←back to thread

Beautiful branchless binary search

(probablydance.com)

386 points ingve | 1 comments | 28 Apr 23 05:46 UTC | HN request time: 0.416s | source

Show context

abainbridge ◴[28 Apr 23 09:59 UTC] No.35739367[source]▶

>>35737862 (OP) #

How does the benchmarking work here? I always find this kind of micro-benchmarking hard. I feel like I want to see results with and without a preceding cache flush. And with/without clearing of the branch predictor state. Other things I find hard are: 1) ensuring that the CPU is running at full(ish) speed and isn't in a slower-clocked power saving mode for some of the test, 2) effects of code and data alignment can be significant - I want to measure a bunch of different alignments.
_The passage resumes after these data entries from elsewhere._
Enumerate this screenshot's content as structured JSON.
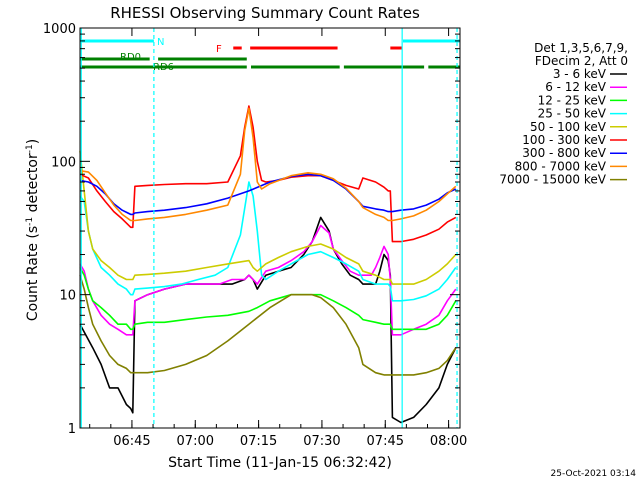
{
  "chart_data": {
    "type": "line",
    "title": "RHESSI Observing Summary Count Rates",
    "xlabel": "Start Time (11-Jan-15 06:32:42)",
    "ylabel_main": "Count Rate (s",
    "ylabel_sup1": "-1",
    "ylabel_mid": " detector",
    "ylabel_sup2": "-1",
    "ylabel_end": ")",
    "yscale": "log",
    "ylim": [
      1,
      1000
    ],
    "xlim_minutes": [
      0,
      90
    ],
    "x_ticks": [
      {
        "label": "06:45",
        "minute": 12.3
      },
      {
        "label": "07:00",
        "minute": 27.3
      },
      {
        "label": "07:15",
        "minute": 42.3
      },
      {
        "label": "07:30",
        "minute": 57.3
      },
      {
        "label": "07:45",
        "minute": 72.3
      },
      {
        "label": "08:00",
        "minute": 87.3
      }
    ],
    "y_ticks": [
      {
        "label": "1",
        "value": 1
      },
      {
        "label": "10",
        "value": 10
      },
      {
        "label": "100",
        "value": 100
      },
      {
        "label": "1000",
        "value": 1000
      }
    ],
    "legend": {
      "placement": "right",
      "header": [
        "Det 1,3,5,6,7,9,",
        "FDecim 2, Att 0"
      ],
      "entries": [
        {
          "label": "3 - 6 keV",
          "color": "#000000"
        },
        {
          "label": "6 - 12 keV",
          "color": "#ff00ff"
        },
        {
          "label": "12 - 25 keV",
          "color": "#00ff00"
        },
        {
          "label": "25 - 50 keV",
          "color": "#00ffff"
        },
        {
          "label": "50 - 100 keV",
          "color": "#cccc00"
        },
        {
          "label": "100 - 300 keV",
          "color": "#ff0000"
        },
        {
          "label": "300 - 800 keV",
          "color": "#0000ff"
        },
        {
          "label": "800 - 7000 keV",
          "color": "#ff8800"
        },
        {
          "label": "7000 - 15000 keV",
          "color": "#808000"
        }
      ]
    },
    "series": [
      {
        "name": "3 - 6 keV",
        "color": "#000000",
        "x": [
          0,
          3,
          5,
          7,
          9,
          11,
          12,
          12.5,
          13,
          16,
          20,
          25,
          30,
          33,
          36,
          39,
          40,
          41,
          42,
          44,
          47,
          50,
          53,
          55,
          57,
          59,
          60,
          62,
          64,
          66,
          67,
          68,
          69,
          70,
          71,
          72,
          73,
          73.5,
          74,
          76,
          79,
          82,
          85,
          87,
          89
        ],
        "y": [
          6,
          4,
          3,
          2,
          2,
          1.5,
          1.4,
          1.3,
          9,
          10,
          11,
          12,
          12,
          12,
          12,
          13,
          14,
          13,
          11,
          14,
          15,
          16,
          20,
          25,
          38,
          30,
          22,
          17,
          14,
          13,
          12,
          12,
          12,
          12,
          15,
          20,
          18,
          14,
          1.2,
          1.1,
          1.2,
          1.5,
          2,
          3,
          4
        ]
      },
      {
        "name": "6 - 12 keV",
        "color": "#ff00ff",
        "x": [
          0,
          1,
          2,
          3,
          5,
          7,
          9,
          11,
          12,
          12.5,
          13,
          16,
          20,
          25,
          30,
          33,
          36,
          39,
          40,
          41,
          42,
          44,
          47,
          50,
          53,
          55,
          57,
          59,
          60,
          62,
          64,
          66,
          67,
          69,
          70,
          71,
          72,
          73,
          73.5,
          74,
          76,
          79,
          82,
          85,
          87,
          89
        ],
        "y": [
          17,
          15,
          11,
          9,
          7,
          6,
          5.5,
          5,
          5,
          5,
          9,
          10,
          11,
          12,
          12,
          12,
          13,
          13,
          14,
          13,
          12,
          15,
          16,
          18,
          21,
          25,
          33,
          29,
          22,
          18,
          15,
          14,
          14,
          14,
          16,
          19,
          23,
          20,
          13,
          5,
          5,
          5.5,
          6,
          7,
          9,
          11
        ]
      },
      {
        "name": "12 - 25 keV",
        "color": "#00ff00",
        "x": [
          0,
          1,
          2,
          3,
          5,
          7,
          9,
          11,
          12,
          12.5,
          13,
          16,
          20,
          25,
          30,
          35,
          40,
          42,
          45,
          50,
          55,
          57,
          60,
          63,
          66,
          67,
          70,
          72,
          73,
          73.5,
          74,
          76,
          79,
          82,
          85,
          87,
          89
        ],
        "y": [
          16,
          14,
          11,
          9,
          8,
          7,
          6,
          6,
          5.5,
          5.5,
          6,
          6.2,
          6.2,
          6.5,
          6.8,
          7,
          7.5,
          8,
          9,
          10,
          10,
          10,
          9,
          8,
          7,
          6.5,
          6.2,
          6,
          6,
          6,
          5.5,
          5.5,
          5.5,
          5.5,
          6,
          7,
          9
        ]
      },
      {
        "name": "25 - 50 keV",
        "color": "#00ffff",
        "x": [
          0,
          1,
          2,
          3,
          5,
          7,
          9,
          11,
          12,
          12.5,
          13,
          16,
          20,
          24,
          28,
          32,
          35,
          38,
          40,
          41,
          42,
          43,
          44,
          47,
          50,
          54,
          57,
          60,
          63,
          66,
          67,
          70,
          72,
          73,
          73.5,
          74,
          76,
          79,
          82,
          85,
          87,
          89
        ],
        "y": [
          55,
          50,
          30,
          22,
          16,
          14,
          12,
          11,
          10,
          10,
          11,
          11.2,
          11.5,
          12,
          13,
          14,
          16,
          28,
          70,
          55,
          30,
          14,
          13,
          15,
          17,
          20,
          21,
          19,
          17,
          15,
          13,
          12,
          12,
          12,
          11.5,
          9,
          9,
          9.2,
          9.8,
          11,
          13,
          16
        ]
      },
      {
        "name": "50 - 100 keV",
        "color": "#cccc00",
        "x": [
          0,
          1,
          2,
          3,
          5,
          7,
          9,
          11,
          12,
          12.5,
          13,
          16,
          20,
          25,
          30,
          35,
          40,
          41,
          42,
          44,
          47,
          50,
          54,
          57,
          60,
          63,
          66,
          67,
          70,
          72,
          73,
          73.5,
          74,
          76,
          79,
          82,
          85,
          87,
          89
        ],
        "y": [
          120,
          60,
          30,
          22,
          18,
          16,
          14,
          13,
          13,
          13,
          14,
          14.2,
          14.5,
          15,
          16,
          17,
          18,
          16,
          15,
          17,
          19,
          21,
          23,
          24,
          22,
          19,
          17,
          15,
          14,
          13,
          13,
          13,
          12,
          12,
          12,
          13,
          15,
          17,
          20
        ]
      },
      {
        "name": "100 - 300 keV",
        "color": "#ff0000",
        "x": [
          0,
          2,
          4,
          6,
          8,
          10,
          12,
          12.5,
          13,
          16,
          20,
          25,
          30,
          35,
          38,
          39,
          40,
          41,
          42,
          43,
          44,
          47,
          50,
          54,
          57,
          60,
          63,
          66,
          67,
          70,
          72,
          73,
          73.5,
          74,
          76,
          79,
          82,
          85,
          87,
          89
        ],
        "y": [
          80,
          75,
          60,
          50,
          42,
          37,
          32,
          32,
          65,
          66,
          67,
          68,
          68,
          70,
          110,
          180,
          260,
          180,
          100,
          72,
          70,
          72,
          76,
          78,
          78,
          72,
          66,
          62,
          75,
          70,
          64,
          60,
          60,
          25,
          25,
          26,
          28,
          31,
          35,
          38
        ]
      },
      {
        "name": "300 - 800 keV",
        "color": "#0000ff",
        "x": [
          0,
          2,
          4,
          6,
          8,
          10,
          12,
          12.5,
          13,
          16,
          20,
          25,
          30,
          35,
          40,
          45,
          50,
          54,
          57,
          60,
          63,
          66,
          67,
          70,
          72,
          73,
          73.5,
          74,
          76,
          79,
          82,
          85,
          87,
          89
        ],
        "y": [
          72,
          70,
          65,
          57,
          48,
          43,
          40,
          40,
          41,
          42,
          43,
          45,
          48,
          53,
          60,
          70,
          77,
          80,
          78,
          72,
          62,
          50,
          46,
          44,
          43,
          42,
          42,
          42,
          43,
          44,
          47,
          52,
          58,
          62
        ]
      },
      {
        "name": "800 - 7000 keV",
        "color": "#ff8800",
        "x": [
          0,
          2,
          4,
          6,
          8,
          10,
          12,
          13,
          16,
          20,
          25,
          30,
          35,
          38,
          39,
          40,
          41,
          42,
          43,
          45,
          50,
          54,
          57,
          60,
          63,
          66,
          67,
          70,
          72,
          73,
          74,
          76,
          79,
          82,
          85,
          87,
          89
        ],
        "y": [
          85,
          83,
          72,
          58,
          47,
          40,
          36,
          36,
          37,
          38,
          40,
          43,
          47,
          80,
          170,
          250,
          150,
          70,
          62,
          68,
          78,
          82,
          80,
          74,
          63,
          50,
          45,
          40,
          38,
          36,
          36,
          37,
          39,
          43,
          50,
          57,
          65
        ]
      },
      {
        "name": "7000 - 15000 keV",
        "color": "#808000",
        "x": [
          0,
          1,
          2,
          3,
          5,
          7,
          9,
          11,
          12,
          13,
          16,
          20,
          25,
          30,
          35,
          40,
          45,
          50,
          55,
          57,
          60,
          63,
          66,
          67,
          70,
          72,
          73,
          74,
          76,
          79,
          82,
          85,
          87,
          89
        ],
        "y": [
          14,
          11,
          8,
          6,
          4.5,
          3.5,
          3,
          2.8,
          2.6,
          2.6,
          2.6,
          2.7,
          3,
          3.5,
          4.5,
          6,
          8,
          10,
          10,
          9.5,
          8,
          6,
          4,
          3,
          2.6,
          2.5,
          2.5,
          2.5,
          2.5,
          2.5,
          2.6,
          2.8,
          3.2,
          4
        ]
      }
    ],
    "flags": {
      "N": {
        "label": "N",
        "color": "#00ffff",
        "intervals": [
          [
            0,
            17.5
          ],
          [
            76.5,
            90
          ]
        ]
      },
      "RD0": {
        "label": "RD0",
        "color": "#008000",
        "intervals": [
          [
            0,
            16.5
          ],
          [
            18.5,
            39.5
          ]
        ]
      },
      "RD6": {
        "label": "RD6",
        "color": "#008000",
        "intervals": [
          [
            0,
            39.5
          ],
          [
            40.5,
            61.5
          ],
          [
            62.5,
            81.5
          ],
          [
            82.5,
            90
          ]
        ]
      },
      "F": {
        "label": "F",
        "color": "#ff0000",
        "intervals": [
          [
            36.3,
            38.3
          ],
          [
            40.3,
            61
          ],
          [
            73.5,
            76.3
          ]
        ]
      }
    },
    "saa_lines": [
      {
        "minute": 0.3,
        "color": "#00ffff",
        "style": "solid"
      },
      {
        "minute": 17.5,
        "color": "#00ffff",
        "style": "dashed"
      },
      {
        "minute": 76.3,
        "color": "#00ffff",
        "style": "solid"
      },
      {
        "minute": 89.3,
        "color": "#00ffff",
        "style": "dashed"
      }
    ]
  },
  "footer": {
    "timestamp": "25-Oct-2021 03:14"
  }
}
Does gtest (that the author used) help with these things? Does anything?

replies(2): >>35739444 #>>35743578 #

1. krona ◴[28 Apr 23 10:13 UTC] No.35739444[source]▶

Running within a linux cset shield is a fairly standard practice.

For benchmarks reporting times in the range of nanoseconds a common approach is a linear regression of varying batch sizes; I'm not sure gtest does this.

But generally, don't trust any result without a (non-parametric) confidence interval, since the confounding factors like OS jitter, CPU frequency, temperature etc. can't be easily controlled, although some CPU features can be disabled.